Não ha desgraçadamente emenda. Reincide-se nos degenerados expedientes que arrastaram á liquidação, que durante cinco annos eu apontava como fatal, que no anno passado, em 7 e em 8 de janeiro, capitulei como para muito proximo. Em 7 d'esse mês conclui as minhas considerações, por estas precisas palavras: os fados hão de cumprir-se. Em 8 o fecho da minha oração foi este: «.hontem terminei em português, hoje faço-o em latim. «Quos vult perdere Jupiter dementai prius».

Reconhecendo que o Pais não aproveitava com a minha permanencia na Camara, d'ella me ausentei.

Perante o conluio que aqui prevalecia, não eram susceptiveis de fiscalização os actos do Governo, cuja omnipotencia era completa, com o esmagamento completo das praxes parlamentares. Durante esse funesto periodo, em que o absolutismo bastardo se ostentou em toda a sua pujança, foram votadas por esta Camara nem menos de dezaseis propostas de lei.
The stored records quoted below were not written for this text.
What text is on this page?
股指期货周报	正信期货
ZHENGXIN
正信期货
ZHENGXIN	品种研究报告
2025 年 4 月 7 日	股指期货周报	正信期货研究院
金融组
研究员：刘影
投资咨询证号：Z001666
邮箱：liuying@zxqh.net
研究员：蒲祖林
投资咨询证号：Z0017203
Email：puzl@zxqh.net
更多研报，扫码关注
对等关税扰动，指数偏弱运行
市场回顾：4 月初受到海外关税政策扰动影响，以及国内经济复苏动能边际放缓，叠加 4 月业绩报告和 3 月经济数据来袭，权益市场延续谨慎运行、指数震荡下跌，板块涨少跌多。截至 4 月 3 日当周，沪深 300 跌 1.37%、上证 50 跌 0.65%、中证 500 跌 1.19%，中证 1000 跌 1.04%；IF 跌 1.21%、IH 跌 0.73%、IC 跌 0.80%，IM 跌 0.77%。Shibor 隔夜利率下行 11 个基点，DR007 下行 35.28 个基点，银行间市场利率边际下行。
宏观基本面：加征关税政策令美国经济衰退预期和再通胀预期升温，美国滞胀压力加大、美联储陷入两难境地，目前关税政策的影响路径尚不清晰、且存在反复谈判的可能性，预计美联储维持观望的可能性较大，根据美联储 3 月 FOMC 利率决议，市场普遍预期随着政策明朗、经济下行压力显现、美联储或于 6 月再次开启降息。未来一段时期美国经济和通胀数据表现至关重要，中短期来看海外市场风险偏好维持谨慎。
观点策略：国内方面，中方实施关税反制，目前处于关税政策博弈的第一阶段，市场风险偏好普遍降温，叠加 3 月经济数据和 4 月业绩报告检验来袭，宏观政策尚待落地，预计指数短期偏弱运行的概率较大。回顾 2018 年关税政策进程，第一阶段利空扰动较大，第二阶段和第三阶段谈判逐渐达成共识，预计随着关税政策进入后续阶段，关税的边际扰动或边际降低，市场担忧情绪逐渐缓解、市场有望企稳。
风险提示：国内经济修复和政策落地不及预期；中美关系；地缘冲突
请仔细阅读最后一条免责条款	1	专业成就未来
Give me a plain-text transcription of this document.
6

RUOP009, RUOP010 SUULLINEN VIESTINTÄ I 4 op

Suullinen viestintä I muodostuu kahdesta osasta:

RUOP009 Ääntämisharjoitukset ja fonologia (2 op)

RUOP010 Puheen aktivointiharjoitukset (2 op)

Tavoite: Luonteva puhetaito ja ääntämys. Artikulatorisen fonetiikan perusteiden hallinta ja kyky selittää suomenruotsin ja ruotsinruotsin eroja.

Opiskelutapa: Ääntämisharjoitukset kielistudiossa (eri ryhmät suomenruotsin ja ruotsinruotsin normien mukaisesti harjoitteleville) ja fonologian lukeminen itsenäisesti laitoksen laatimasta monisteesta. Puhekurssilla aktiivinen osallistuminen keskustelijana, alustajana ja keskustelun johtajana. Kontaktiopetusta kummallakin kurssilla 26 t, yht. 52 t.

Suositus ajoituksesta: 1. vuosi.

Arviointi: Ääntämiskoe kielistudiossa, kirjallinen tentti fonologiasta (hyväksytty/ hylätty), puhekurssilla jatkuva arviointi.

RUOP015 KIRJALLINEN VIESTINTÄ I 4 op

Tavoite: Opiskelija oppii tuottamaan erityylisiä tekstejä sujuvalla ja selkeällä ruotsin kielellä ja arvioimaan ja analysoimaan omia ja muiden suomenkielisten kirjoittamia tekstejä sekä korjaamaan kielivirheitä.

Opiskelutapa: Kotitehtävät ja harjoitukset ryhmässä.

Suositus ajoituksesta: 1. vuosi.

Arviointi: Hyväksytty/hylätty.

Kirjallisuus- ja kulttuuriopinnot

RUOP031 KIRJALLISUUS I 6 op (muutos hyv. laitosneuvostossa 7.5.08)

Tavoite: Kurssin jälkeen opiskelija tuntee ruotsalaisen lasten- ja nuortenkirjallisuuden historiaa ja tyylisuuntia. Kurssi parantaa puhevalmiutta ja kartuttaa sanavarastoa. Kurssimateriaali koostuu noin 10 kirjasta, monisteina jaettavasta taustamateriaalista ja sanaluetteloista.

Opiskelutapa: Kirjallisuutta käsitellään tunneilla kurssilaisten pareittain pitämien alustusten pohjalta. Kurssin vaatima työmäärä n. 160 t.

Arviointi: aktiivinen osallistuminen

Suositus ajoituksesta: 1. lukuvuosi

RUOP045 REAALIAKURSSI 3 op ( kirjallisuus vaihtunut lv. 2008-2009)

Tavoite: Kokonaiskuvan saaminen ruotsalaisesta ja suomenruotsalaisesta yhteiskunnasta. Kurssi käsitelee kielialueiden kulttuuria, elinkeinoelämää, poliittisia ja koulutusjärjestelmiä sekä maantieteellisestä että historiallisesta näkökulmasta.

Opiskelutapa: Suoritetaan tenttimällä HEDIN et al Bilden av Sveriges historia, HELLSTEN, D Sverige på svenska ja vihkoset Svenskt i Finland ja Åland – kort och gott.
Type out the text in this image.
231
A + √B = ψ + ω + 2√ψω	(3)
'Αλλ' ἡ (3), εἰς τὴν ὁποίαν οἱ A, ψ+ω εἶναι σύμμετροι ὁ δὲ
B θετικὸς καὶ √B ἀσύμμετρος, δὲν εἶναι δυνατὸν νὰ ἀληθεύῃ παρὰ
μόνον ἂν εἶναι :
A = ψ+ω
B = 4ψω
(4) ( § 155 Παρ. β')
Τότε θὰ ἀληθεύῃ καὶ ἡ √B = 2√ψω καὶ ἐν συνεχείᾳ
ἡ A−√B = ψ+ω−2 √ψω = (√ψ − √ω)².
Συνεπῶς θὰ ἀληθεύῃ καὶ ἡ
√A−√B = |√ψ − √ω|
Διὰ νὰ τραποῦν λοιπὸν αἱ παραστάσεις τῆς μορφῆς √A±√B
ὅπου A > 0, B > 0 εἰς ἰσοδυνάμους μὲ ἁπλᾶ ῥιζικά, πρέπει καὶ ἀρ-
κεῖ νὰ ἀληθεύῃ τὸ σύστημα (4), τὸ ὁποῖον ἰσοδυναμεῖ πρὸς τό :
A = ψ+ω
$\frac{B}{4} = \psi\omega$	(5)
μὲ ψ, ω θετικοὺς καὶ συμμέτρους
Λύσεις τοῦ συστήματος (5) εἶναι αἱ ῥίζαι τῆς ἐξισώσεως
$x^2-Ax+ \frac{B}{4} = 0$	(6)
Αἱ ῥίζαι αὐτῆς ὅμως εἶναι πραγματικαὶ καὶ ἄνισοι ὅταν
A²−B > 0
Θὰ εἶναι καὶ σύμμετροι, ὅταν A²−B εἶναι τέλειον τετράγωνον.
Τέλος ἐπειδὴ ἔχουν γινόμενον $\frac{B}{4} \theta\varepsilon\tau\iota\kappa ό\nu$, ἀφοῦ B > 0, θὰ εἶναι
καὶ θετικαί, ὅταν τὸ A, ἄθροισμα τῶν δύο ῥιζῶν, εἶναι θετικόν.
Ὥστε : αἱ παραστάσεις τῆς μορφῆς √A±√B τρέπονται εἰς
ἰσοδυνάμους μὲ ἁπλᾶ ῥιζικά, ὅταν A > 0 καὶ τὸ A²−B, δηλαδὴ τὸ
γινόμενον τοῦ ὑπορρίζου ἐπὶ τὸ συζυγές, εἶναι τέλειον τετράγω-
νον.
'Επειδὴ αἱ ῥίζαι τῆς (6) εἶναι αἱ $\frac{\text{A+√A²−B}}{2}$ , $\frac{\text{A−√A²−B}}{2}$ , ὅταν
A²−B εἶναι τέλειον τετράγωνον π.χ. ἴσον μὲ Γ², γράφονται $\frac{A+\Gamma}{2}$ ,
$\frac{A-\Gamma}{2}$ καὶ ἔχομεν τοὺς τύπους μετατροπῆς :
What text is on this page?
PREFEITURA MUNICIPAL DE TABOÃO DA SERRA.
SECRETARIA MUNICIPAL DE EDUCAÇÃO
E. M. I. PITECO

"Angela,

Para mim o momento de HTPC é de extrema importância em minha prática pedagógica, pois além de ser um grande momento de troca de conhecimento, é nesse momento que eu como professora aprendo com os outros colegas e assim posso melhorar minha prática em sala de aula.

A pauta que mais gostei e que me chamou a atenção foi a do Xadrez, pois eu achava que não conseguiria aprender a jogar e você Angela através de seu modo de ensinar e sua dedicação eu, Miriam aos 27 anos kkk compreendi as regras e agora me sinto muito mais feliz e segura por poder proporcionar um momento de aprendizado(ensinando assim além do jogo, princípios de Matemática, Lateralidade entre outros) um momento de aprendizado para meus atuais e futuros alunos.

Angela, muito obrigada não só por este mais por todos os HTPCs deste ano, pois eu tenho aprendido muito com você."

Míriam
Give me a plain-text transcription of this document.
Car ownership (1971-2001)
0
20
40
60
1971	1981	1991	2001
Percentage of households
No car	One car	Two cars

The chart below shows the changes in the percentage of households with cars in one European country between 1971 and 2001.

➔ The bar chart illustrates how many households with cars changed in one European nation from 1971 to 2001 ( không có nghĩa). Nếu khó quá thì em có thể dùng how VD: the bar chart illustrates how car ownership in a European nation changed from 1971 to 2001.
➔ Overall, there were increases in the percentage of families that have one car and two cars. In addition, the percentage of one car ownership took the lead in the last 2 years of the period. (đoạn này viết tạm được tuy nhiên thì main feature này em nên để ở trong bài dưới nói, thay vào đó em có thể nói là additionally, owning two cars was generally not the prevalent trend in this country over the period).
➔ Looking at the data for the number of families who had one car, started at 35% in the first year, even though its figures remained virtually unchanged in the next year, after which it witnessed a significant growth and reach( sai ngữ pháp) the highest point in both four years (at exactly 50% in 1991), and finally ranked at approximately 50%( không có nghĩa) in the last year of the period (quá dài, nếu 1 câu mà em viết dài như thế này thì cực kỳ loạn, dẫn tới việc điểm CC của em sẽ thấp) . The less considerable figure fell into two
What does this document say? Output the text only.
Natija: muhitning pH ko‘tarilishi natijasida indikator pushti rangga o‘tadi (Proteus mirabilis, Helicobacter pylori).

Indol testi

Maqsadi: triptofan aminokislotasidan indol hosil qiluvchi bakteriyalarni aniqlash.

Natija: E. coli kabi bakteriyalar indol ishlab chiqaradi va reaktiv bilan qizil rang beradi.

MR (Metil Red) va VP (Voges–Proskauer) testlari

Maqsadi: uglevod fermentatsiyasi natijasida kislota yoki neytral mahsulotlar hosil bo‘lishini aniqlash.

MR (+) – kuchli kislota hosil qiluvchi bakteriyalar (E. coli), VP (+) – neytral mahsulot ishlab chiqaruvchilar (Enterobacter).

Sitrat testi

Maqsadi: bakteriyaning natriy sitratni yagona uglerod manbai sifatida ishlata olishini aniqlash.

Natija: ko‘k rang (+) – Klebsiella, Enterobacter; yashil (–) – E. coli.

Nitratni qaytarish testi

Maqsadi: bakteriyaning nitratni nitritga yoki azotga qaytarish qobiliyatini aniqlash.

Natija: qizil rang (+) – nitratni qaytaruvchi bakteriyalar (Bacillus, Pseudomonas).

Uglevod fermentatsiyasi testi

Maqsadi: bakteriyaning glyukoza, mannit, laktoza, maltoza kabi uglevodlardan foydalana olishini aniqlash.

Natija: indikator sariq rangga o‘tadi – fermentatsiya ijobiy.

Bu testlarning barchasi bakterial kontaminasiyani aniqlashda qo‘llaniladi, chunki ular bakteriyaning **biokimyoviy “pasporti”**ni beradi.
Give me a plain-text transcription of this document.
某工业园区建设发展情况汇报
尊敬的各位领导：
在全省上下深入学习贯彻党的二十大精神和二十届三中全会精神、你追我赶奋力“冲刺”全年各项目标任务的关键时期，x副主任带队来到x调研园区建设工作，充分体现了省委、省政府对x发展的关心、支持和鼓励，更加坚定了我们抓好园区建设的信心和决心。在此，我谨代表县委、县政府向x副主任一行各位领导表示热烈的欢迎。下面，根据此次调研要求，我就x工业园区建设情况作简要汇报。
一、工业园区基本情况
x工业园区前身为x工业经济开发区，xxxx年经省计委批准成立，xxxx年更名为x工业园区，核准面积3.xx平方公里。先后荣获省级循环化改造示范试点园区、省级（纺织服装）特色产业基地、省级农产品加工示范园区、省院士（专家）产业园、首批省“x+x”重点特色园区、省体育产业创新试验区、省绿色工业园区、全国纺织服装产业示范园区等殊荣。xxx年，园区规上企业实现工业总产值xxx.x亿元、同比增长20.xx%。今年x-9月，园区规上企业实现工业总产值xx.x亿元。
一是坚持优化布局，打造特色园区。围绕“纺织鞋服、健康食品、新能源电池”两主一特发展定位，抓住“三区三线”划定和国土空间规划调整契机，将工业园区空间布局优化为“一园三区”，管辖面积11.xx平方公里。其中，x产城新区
Pela minha parte, mando para a mesa a seguinte declaração, explicativa da minha attitude perante esses dezeseis projectos:

DECLARAÇÃO

Declaro que. desde o dia 8 de janeiro de 1907, não assisto ás sessões d'esta. Camara, pelos motivos constantes dos discursos que nesse dia, e no anterior, aqui proferi.

Se a ellas tivesse assistido, teria rejeitado os doze pareceres que vão designados:

Autorizando um emprestimo de 100 contos de réis á Camara Municipal de Coimbra;

Tornando definitivo o contrato provisorio para amarração de cabos telepraphicos:

Reformando a lei de contabilidade publica;

Autorizando o Governo a desistir da competencia attribuida aos consules portugueses em Zanzibar;

Acêrca da resposta ao Discurso da Corôa;

Sobre a liberdade de associação:

Relativo á garantia administrativa;

Concernente aos duodecimos orçamentaes;

Respeitante ao porto de Lisboa;

Abrindo um credito extraordinario de 38 contos de réis, para occorrer ás despesas com a recepção do Rei da Saxonia e do principe de Hohenzollern;

Sobre a lei de imprensa;

Referente aos passaportes.

Mais declaro que teria approvado es quatro pareceres seguintes:

Mandando fundir, por conta do Estado, a estatua do Bispo de Viseu;

Concedendo uma pensão a Manuel A Costa, engraxador no Porto;

Pensionando Gabriel Anca, maritimo em Ilhavo;

Mandando fundir, á custa do Estado, a estatua ao Duque de Avila e Bolama. = Sebastião Baracho.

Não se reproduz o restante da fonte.